In [1]:
import os, sys, json, time, glob
from pathlib import Path
import numpy as np
import pandas as pd
import matplotlib.pyplot as plt

import tensorflow as tf
from tensorflow import keras
from sklearn.metrics import (
    roc_curve, auc, precision_recall_curve, f1_score,
    confusion_matrix, classification_report, brier_score_loss
)
from sklearn.calibration import calibration_curve
import joblib

In [2]:
# --- Setup & Config laden ---
ROOT = os.path.abspath("..")
if ROOT not in sys.path:
    sys.path.insert(0, ROOT)

with open(os.path.join(ROOT, "config.json"), "r") as f:
    C = json.load(f)

TICKER   = C["ticker"]; START = C["start"]; END = C["end"]; INTERVAL = C["interval"]
HORIZON  = int(C["horizon"]); LOOKBACK = int(C["lookback"])
BATCH    = int(C["batch"]);   EPOCHS   = int(C["epochs"])
SEED     = int(C.get("seed", 42))

RESULTS_DIR = Path(C.get("results_dir", "../results"))
RESULTS_DIR.mkdir(parents=True, exist_ok=True)

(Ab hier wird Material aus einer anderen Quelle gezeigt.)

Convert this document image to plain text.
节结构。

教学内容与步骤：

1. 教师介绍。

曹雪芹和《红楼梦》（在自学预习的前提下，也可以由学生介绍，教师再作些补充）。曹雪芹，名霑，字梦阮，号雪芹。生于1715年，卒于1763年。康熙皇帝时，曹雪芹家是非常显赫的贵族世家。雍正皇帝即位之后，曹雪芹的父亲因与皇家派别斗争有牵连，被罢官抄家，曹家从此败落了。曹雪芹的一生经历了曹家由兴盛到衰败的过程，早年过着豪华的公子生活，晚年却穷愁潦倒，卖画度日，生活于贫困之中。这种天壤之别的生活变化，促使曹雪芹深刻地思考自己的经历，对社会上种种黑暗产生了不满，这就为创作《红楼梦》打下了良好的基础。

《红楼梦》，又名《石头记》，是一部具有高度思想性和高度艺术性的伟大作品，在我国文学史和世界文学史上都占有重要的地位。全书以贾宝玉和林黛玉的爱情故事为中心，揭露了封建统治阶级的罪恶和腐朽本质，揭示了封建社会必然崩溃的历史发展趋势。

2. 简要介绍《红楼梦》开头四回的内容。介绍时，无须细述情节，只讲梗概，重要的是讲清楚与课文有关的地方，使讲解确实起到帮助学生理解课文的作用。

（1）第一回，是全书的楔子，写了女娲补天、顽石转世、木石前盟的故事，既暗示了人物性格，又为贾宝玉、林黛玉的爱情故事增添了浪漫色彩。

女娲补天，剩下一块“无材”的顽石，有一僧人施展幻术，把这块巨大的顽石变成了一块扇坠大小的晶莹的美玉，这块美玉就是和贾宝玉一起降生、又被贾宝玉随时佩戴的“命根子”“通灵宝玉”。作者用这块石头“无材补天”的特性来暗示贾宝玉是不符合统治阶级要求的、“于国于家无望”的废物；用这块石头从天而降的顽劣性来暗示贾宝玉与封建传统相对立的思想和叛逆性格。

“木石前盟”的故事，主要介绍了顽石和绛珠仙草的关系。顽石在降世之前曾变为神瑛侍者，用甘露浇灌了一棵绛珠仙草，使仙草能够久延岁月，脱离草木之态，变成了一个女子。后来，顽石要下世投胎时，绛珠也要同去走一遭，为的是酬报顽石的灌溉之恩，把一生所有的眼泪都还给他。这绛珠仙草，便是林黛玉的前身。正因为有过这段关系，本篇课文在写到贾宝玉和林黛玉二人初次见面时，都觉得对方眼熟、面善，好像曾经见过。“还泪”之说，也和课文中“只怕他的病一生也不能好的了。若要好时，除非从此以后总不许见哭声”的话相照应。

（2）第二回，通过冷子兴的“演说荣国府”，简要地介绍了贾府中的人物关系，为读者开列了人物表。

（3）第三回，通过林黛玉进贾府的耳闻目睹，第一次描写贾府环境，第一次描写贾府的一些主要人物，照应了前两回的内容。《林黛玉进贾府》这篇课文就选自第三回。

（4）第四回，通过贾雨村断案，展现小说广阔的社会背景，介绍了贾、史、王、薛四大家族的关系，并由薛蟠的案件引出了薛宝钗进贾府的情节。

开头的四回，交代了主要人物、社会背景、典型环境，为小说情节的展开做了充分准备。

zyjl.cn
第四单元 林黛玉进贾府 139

def _latest_run_dir(results_dir: Path) -> Path:
    runs = sorted(results_dir.glob("*_lstm"), key=lambda p: p.stat().st_mtime, reverse=True)
    if not runs:
        raise FileNotFoundError("Kein RUN_DIR gefunden. Bitte Block 3 trainieren.")
    return runs[0]

RUN_DIR = _latest_run_dir(RESULTS_DIR)
print("RUN_DIR:", RUN_DIR)

RUN_DIR: ..\results\2025-10-02_22-01-04_lstm


In [3]:
# --- Artefakte laden ---
MODEL_PATH = RUN_DIR / "model.keras"
SCALER_PATH = RUN_DIR / "scaler.joblib"
CFG_PATH = RUN_DIR / "config.json"
assert MODEL_PATH.exists() and SCALER_PATH.exists() and CFG_PATH.exists(), "Fehlende Artefakte."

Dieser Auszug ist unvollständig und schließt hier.